API key as Bearer token. Send `Authorization: Bearer <API_KEY>` on every request. Required scopes: `webhooks:read`, `webhooks:write`, `webhooks:operate`. Get an API key in the Reply.io app under **Settings → API Key** (https://docs.reply.io/api-reference/authentication).

## Rate limits

100 requests/minute and 3,000 requests/hour per user (shared across all of the user's API clients). On 429, honor the Retry-After header.

## Example

### Request — `POST /v3/webhooks`

```bash
curl -X POST https://api.reply.io/v3/webhooks \
  -H "Authorization: Bearer $REPLY_API_KEY" \
  -H "Content-Type: application/json" \
  -d '{ "eventType": "email_replied", "url": "https://agent.example.com/hooks/reply", "scope": "personal" }'
```

### Response — `201`

```json
{
  "id": 1823,
  "eventType": "email_replied",
  "url": "https://agent.example.com/hooks/reply",
  "scope": "personal",
  "enabled": true,
  "createdAt": "2026-07-04T09:15:00Z"
}
```

### Error — `403`

```json
{
  "type": "https://docs.reply.io/api-reference/authentication",
  "title": "Forbidden",
  "status": 403,
  "detail": "This API key does not have the required scope: webhooks:write."
}
```

## Related APIs

- [Conversations & Inbox API](https://headless-jason-ai-sdr-7ajjk.ondigitalocean.app/apis/conversations-inbox.md) — The unified inbox as an API — read threads across email and LinkedIn, classify replies with categories, detect meeting intent, and respond.
- [Sequence API](https://headless-jason-ai-sdr-7ajjk.ondigitalocean.app/apis/sequences.md) — Create, populate, and control multichannel outreach sequences — email, LinkedIn, and calls in one campaign object.
- [Contact Data API](https://headless-jason-ai-sdr-7ajjk.ondigitalocean.app/apis/contact-data.md) — The CRM-grade contact and account store — create, import, filter, and organize the people and companies your agent works.
- [Platform Utilities API](https://docs.reply.io/api-reference/background-jobs/get-a-background-job) — Attachments (including LinkedIn voice), and background-job tracking for bulk and import operations.

## FAQ

**Should an agent use webhooks or poll the Inbox API?**

Webhooks are outbound: Reply POSTs each event to a public https URL you host, so you react in seconds without spending rate limit on polling. An agent with no server gets the same signals by polling the Conversations & Inbox API — webhooks just remove the latency and the wasted requests.

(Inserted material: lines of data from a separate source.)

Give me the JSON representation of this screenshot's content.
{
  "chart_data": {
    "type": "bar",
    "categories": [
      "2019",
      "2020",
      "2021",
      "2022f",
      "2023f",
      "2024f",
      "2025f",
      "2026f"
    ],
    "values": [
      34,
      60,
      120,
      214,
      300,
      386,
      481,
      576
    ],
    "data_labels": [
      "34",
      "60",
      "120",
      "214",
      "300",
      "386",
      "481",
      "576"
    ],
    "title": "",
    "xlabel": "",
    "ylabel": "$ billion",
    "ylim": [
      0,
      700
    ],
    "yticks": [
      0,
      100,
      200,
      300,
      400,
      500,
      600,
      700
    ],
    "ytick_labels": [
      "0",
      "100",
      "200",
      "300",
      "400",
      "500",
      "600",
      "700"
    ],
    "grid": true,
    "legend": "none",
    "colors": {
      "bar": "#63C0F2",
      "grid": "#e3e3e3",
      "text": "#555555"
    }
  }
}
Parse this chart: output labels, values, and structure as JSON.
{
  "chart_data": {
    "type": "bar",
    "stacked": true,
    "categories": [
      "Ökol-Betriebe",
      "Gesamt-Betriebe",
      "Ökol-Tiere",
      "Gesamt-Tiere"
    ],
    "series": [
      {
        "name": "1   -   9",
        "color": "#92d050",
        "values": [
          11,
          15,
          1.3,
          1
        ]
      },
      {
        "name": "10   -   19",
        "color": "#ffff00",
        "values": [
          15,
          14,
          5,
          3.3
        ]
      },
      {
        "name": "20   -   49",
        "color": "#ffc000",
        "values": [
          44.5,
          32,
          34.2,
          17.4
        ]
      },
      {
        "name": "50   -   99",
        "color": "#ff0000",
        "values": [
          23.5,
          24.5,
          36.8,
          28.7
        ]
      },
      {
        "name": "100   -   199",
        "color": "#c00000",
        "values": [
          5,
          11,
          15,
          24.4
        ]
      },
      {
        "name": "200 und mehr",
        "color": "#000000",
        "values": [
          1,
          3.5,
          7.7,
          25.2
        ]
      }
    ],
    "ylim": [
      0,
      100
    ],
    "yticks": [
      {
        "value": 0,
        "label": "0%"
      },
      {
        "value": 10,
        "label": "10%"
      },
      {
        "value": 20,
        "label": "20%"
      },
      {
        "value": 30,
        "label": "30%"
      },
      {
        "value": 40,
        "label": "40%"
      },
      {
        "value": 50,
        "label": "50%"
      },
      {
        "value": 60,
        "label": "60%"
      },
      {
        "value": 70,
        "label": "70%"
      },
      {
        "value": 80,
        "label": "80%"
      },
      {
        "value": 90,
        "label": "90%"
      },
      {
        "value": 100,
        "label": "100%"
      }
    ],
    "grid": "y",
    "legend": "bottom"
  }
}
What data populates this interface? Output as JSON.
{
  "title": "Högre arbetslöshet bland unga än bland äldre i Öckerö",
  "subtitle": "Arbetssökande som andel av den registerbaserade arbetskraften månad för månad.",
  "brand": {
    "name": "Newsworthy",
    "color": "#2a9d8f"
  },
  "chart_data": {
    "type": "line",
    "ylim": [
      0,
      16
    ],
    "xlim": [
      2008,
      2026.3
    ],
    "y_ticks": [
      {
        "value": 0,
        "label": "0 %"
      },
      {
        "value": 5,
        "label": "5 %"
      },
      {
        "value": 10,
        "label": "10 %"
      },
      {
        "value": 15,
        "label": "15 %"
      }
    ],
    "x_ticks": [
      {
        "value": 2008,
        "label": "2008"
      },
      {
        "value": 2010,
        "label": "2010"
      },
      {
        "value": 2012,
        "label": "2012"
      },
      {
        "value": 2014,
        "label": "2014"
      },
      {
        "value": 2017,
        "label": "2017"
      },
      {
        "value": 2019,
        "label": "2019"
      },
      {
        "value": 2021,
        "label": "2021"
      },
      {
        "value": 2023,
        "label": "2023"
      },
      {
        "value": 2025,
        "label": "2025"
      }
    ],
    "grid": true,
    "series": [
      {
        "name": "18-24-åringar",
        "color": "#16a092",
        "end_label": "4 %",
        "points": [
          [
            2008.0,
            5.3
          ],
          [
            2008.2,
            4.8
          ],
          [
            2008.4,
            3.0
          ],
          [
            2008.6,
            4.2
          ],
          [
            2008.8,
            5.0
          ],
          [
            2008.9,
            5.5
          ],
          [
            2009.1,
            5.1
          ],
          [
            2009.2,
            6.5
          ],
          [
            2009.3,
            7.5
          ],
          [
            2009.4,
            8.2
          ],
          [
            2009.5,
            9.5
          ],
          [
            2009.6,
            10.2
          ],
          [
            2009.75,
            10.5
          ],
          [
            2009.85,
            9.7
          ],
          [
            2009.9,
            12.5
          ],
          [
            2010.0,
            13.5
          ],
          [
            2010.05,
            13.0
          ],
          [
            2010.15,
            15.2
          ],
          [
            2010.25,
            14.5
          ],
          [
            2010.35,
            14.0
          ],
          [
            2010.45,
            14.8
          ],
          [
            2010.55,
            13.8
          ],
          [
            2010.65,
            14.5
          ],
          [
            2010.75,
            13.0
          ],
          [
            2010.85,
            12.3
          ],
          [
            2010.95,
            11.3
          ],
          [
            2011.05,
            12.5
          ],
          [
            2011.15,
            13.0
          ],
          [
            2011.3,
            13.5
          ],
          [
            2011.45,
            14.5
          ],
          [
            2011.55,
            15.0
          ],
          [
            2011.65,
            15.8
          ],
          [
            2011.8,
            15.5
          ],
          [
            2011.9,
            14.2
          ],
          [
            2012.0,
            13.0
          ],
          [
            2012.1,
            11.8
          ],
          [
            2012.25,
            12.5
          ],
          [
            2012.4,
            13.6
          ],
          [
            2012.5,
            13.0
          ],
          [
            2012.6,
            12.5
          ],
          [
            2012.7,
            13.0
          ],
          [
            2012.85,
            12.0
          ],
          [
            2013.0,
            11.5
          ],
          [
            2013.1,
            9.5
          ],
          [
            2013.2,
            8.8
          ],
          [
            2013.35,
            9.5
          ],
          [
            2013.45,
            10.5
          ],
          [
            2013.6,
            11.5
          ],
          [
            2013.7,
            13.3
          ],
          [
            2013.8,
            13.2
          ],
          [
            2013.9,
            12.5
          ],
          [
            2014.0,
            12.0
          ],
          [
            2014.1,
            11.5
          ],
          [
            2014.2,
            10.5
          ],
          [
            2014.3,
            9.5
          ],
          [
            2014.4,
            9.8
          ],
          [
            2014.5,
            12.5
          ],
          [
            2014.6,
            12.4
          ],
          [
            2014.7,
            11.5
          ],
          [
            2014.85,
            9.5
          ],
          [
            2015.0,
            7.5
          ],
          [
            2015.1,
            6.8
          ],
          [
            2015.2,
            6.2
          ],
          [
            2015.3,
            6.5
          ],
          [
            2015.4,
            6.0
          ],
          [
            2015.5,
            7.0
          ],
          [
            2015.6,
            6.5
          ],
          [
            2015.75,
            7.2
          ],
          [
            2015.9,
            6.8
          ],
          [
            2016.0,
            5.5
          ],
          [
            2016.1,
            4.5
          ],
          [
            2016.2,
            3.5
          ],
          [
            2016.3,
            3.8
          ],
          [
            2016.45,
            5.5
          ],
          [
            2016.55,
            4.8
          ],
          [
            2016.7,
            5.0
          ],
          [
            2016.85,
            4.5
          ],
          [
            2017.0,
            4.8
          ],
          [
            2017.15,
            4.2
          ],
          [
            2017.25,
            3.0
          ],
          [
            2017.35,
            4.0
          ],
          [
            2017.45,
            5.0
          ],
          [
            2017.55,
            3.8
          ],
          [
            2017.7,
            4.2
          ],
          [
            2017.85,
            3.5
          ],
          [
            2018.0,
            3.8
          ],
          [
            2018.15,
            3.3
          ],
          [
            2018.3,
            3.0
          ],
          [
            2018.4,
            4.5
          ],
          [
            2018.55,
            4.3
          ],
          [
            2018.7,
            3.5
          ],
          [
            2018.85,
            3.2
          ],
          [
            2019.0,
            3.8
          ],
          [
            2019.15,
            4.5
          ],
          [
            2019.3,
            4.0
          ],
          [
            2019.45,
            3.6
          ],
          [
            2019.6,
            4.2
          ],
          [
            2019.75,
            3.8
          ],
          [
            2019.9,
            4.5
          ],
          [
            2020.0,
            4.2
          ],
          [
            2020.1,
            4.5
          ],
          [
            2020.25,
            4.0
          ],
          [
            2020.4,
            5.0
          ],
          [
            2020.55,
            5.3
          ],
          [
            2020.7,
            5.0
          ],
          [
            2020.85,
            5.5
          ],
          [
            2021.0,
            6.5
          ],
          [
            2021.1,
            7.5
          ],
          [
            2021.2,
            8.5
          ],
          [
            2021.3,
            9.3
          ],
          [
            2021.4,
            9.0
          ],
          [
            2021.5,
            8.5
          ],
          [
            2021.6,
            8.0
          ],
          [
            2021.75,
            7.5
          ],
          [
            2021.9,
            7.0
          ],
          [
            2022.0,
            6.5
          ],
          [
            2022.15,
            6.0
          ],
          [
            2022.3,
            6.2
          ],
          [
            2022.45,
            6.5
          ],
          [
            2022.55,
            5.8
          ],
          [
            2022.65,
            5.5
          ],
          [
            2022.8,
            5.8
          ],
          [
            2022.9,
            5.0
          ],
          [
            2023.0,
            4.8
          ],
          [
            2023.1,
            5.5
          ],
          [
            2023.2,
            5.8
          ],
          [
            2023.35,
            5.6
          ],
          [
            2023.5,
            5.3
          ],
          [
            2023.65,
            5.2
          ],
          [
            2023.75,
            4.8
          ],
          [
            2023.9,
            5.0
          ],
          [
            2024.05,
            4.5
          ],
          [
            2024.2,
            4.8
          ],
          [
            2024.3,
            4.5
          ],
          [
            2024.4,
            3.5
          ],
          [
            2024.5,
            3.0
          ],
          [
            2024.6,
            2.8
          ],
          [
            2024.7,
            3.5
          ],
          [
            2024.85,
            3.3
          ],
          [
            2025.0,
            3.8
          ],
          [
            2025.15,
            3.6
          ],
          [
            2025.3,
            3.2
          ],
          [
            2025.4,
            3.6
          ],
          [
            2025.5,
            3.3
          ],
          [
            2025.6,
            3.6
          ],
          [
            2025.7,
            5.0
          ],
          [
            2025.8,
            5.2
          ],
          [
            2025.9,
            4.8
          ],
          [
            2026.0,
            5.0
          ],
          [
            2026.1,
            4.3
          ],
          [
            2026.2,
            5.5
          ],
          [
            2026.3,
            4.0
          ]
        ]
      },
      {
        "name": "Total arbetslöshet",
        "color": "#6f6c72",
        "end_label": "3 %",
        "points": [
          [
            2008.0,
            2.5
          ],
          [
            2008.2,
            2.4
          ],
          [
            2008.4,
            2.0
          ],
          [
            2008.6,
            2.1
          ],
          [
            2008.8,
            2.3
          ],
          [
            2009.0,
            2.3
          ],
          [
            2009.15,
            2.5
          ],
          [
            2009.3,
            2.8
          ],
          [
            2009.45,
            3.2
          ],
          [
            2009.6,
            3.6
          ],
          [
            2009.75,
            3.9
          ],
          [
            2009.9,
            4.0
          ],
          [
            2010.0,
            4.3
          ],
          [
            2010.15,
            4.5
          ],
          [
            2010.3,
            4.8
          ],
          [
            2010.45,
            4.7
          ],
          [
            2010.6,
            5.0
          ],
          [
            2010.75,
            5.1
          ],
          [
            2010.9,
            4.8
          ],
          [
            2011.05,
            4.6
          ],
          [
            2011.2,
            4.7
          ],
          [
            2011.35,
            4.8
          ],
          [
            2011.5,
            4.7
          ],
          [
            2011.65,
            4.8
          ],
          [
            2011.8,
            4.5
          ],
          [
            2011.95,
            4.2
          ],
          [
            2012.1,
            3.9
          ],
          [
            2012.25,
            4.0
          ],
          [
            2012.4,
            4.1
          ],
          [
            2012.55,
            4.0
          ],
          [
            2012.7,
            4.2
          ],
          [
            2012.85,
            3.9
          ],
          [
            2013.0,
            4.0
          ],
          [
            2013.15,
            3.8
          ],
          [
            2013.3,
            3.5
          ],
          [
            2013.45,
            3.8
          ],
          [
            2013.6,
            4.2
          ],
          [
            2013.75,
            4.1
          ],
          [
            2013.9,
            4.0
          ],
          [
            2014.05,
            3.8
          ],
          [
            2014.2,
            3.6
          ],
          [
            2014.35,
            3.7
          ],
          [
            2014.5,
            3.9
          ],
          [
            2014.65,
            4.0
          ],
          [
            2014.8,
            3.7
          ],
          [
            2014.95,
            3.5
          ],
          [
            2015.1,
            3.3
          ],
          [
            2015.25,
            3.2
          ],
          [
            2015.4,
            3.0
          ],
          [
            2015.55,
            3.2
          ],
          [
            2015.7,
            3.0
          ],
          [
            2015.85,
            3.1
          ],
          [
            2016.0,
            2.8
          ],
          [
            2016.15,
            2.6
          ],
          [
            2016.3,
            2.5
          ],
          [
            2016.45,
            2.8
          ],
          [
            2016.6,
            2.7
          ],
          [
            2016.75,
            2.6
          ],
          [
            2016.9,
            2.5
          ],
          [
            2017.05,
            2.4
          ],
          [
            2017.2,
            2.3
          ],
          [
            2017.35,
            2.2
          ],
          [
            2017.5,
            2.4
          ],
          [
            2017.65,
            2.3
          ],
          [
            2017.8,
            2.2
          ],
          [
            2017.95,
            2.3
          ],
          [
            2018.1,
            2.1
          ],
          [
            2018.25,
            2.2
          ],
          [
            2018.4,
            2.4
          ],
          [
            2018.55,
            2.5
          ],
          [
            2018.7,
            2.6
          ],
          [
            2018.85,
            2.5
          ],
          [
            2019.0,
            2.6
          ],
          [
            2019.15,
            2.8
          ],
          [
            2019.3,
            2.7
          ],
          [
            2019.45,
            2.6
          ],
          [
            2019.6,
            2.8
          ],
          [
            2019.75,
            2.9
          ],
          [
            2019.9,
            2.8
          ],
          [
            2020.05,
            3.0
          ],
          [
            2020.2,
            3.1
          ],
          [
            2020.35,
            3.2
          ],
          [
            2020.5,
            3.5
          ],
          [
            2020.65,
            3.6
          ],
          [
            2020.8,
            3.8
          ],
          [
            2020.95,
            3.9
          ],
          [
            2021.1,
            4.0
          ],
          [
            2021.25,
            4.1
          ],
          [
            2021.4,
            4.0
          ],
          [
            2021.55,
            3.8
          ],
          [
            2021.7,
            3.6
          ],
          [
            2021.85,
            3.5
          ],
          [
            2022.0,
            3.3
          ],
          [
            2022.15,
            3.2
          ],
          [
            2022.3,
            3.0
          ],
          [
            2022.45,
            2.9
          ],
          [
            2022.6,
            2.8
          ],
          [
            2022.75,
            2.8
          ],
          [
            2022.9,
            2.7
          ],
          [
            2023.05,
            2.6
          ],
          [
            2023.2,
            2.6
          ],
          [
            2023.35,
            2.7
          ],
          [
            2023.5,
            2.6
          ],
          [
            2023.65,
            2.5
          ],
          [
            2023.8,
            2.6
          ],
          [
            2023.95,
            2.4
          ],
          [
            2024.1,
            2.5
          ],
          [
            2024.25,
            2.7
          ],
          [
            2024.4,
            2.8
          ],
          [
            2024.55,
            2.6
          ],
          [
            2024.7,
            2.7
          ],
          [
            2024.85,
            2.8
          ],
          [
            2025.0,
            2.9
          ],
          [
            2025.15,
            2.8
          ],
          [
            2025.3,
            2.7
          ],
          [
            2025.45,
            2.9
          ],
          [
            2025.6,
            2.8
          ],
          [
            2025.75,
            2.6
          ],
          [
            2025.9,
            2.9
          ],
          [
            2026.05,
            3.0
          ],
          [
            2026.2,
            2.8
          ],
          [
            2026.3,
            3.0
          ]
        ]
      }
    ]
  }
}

**How do I test a subscription before real traffic hits it?**

POST /v3/webhooks/{id}/test (scope webhooks:operate) sends a test payload to the subscription's URL, so you can verify parsing and response handling before enabling it in production.

**How do I debug missing events?**

GET /v3/webhooks/{id}/logs returns the subscription's delivery failure log — each entry has the triggering event id, the HTTP status (null when the request never completed), and the UTC attempt timestamp. It records failures only; successful deliveries are not listed. Also check that the subscription is enabled.